Le professeur Tureci souligne à Laura Kuenssberg : « Ce que nous avons fait au fil des décennies pour le développement d’un vaccin contre le cancer a été le vent arrière pour développer le vaccin Covid-19, et maintenant, le vaccin Covid-19 ainsi que notre expérience dans son développement redonnent du souffle à notre travail sur le cancer. Nous avons appris à mieux fabriquer des vaccins et plus rapidement. Nous avons appris chez un grand nombre de personnes comment le système immunitaire réagit à l’ARNm ».
Elle a déclaré que les développements ont également aidé les régulateurs à en savoir plus sur les vaccins à ARNm et sur la manière de les gérer, ce qui aidera de manière certaine le développement et la diffusion de futurs vaccins contre le cancer. Le professeur Tureci conclut : « En tant que scientifiques, nous hésitons toujours à dire que nous aurons un remède contre le cancer. Nous avons un certain nombre de percées et nous continuerons à y travailler ».
Histoire de brevet avec Moderna
En aout dernier, le fabricant de vaccins Moderna a déclaré poursuivre Pfizer et BioNTech, affirmant que le vaccin COVID-19 de ses rivaux copiait la technologie révolutionnaire que Moderna avait développée des années avant la pandémie.
Cette allégation de contrefaçon de brevet risque de devenir une bataille juridique longue et coûteuse entre ces entreprises. Cependant, les experts ont déclaré que le litige de Moderna, quel que soit son résultat, était peu susceptible d’entraver l’accès aux vaccins COVID-19 ou de freiner le développement de produits d’ARNm.
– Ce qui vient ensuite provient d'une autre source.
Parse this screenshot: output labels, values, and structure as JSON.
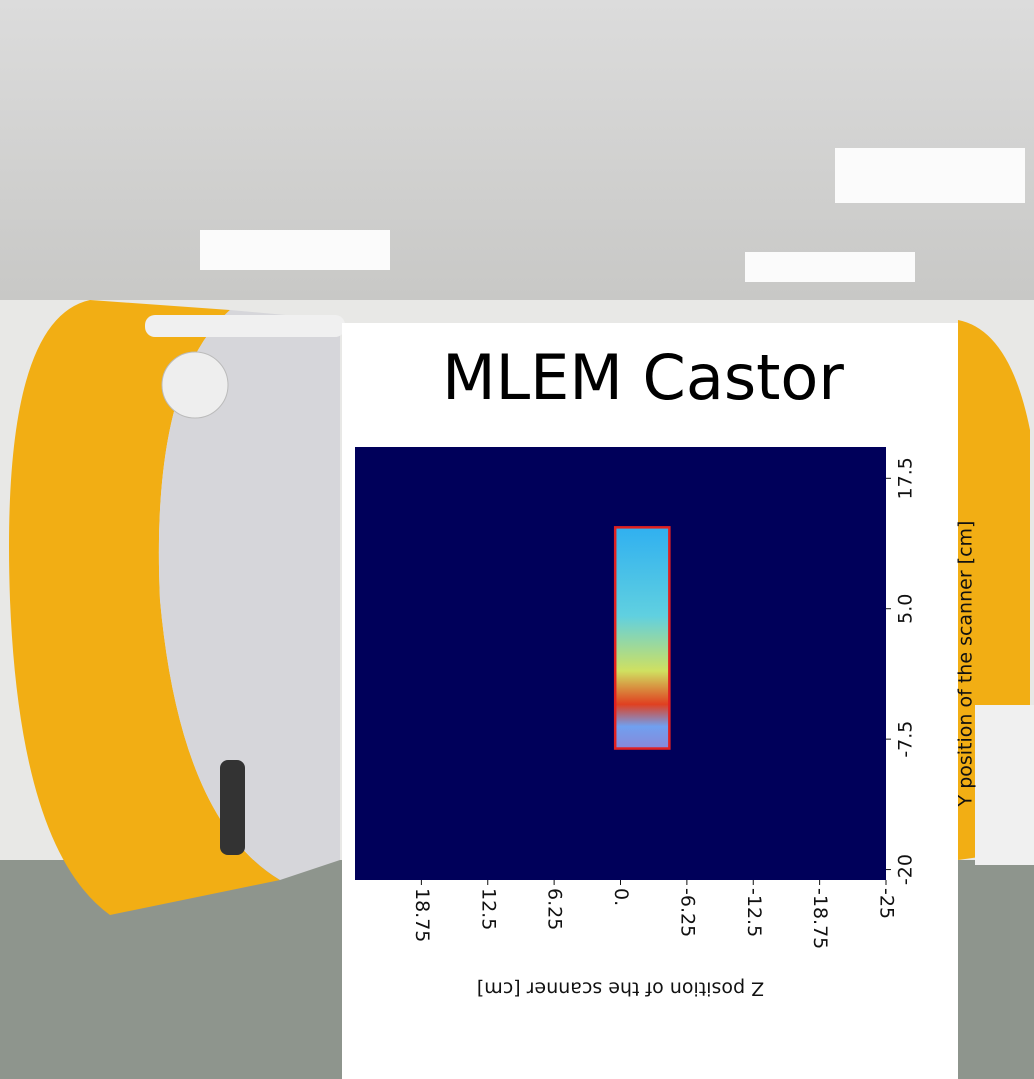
{
  "chart_data": {
    "type": "heatmap",
    "title": "MLEM  Castor",
    "x_label": "Z position of the scanner [cm]",
    "y_label": "Y position of the scanner [cm]",
    "xlim": [
      25,
      -25
    ],
    "xticks": [
      18.75,
      12.5,
      6.25,
      {
        "value": 0,
        "label": "0."
      },
      -6.25,
      -12.5,
      -18.75,
      -25
    ],
    "ylim": [
      -21,
      20.5
    ],
    "yticks": [
      17.5,
      {
        "value": 5,
        "label": "5.0"
      },
      -7.5,
      -20
    ],
    "background_color": "#00005a",
    "region": {
      "x": [
        0.5,
        -4.6
      ],
      "y": [
        -8.4,
        12.8
      ],
      "color": "#e02020"
    }
  }
}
Dans un article du New York Times, Ameet Sarpatwari, expert en politique et droit pharmaceutiques à la Harvard Medical School, explique : « La bataille est vraiment de savoir qui sera, à l’avenir, la source incontournable auprès de laquelle d’autres entreprises pourraient avoir à obtenir une licence ».
Questionné à ce sujet, lors de l’interview à la BBC, le couple de chercheurs a répondu : « Nos innovations sont originales. Nous avons passé 20 ans de recherche à développer ce type de traitement et bien sûr nous nous battrons pour notre propriété intellectuelle ».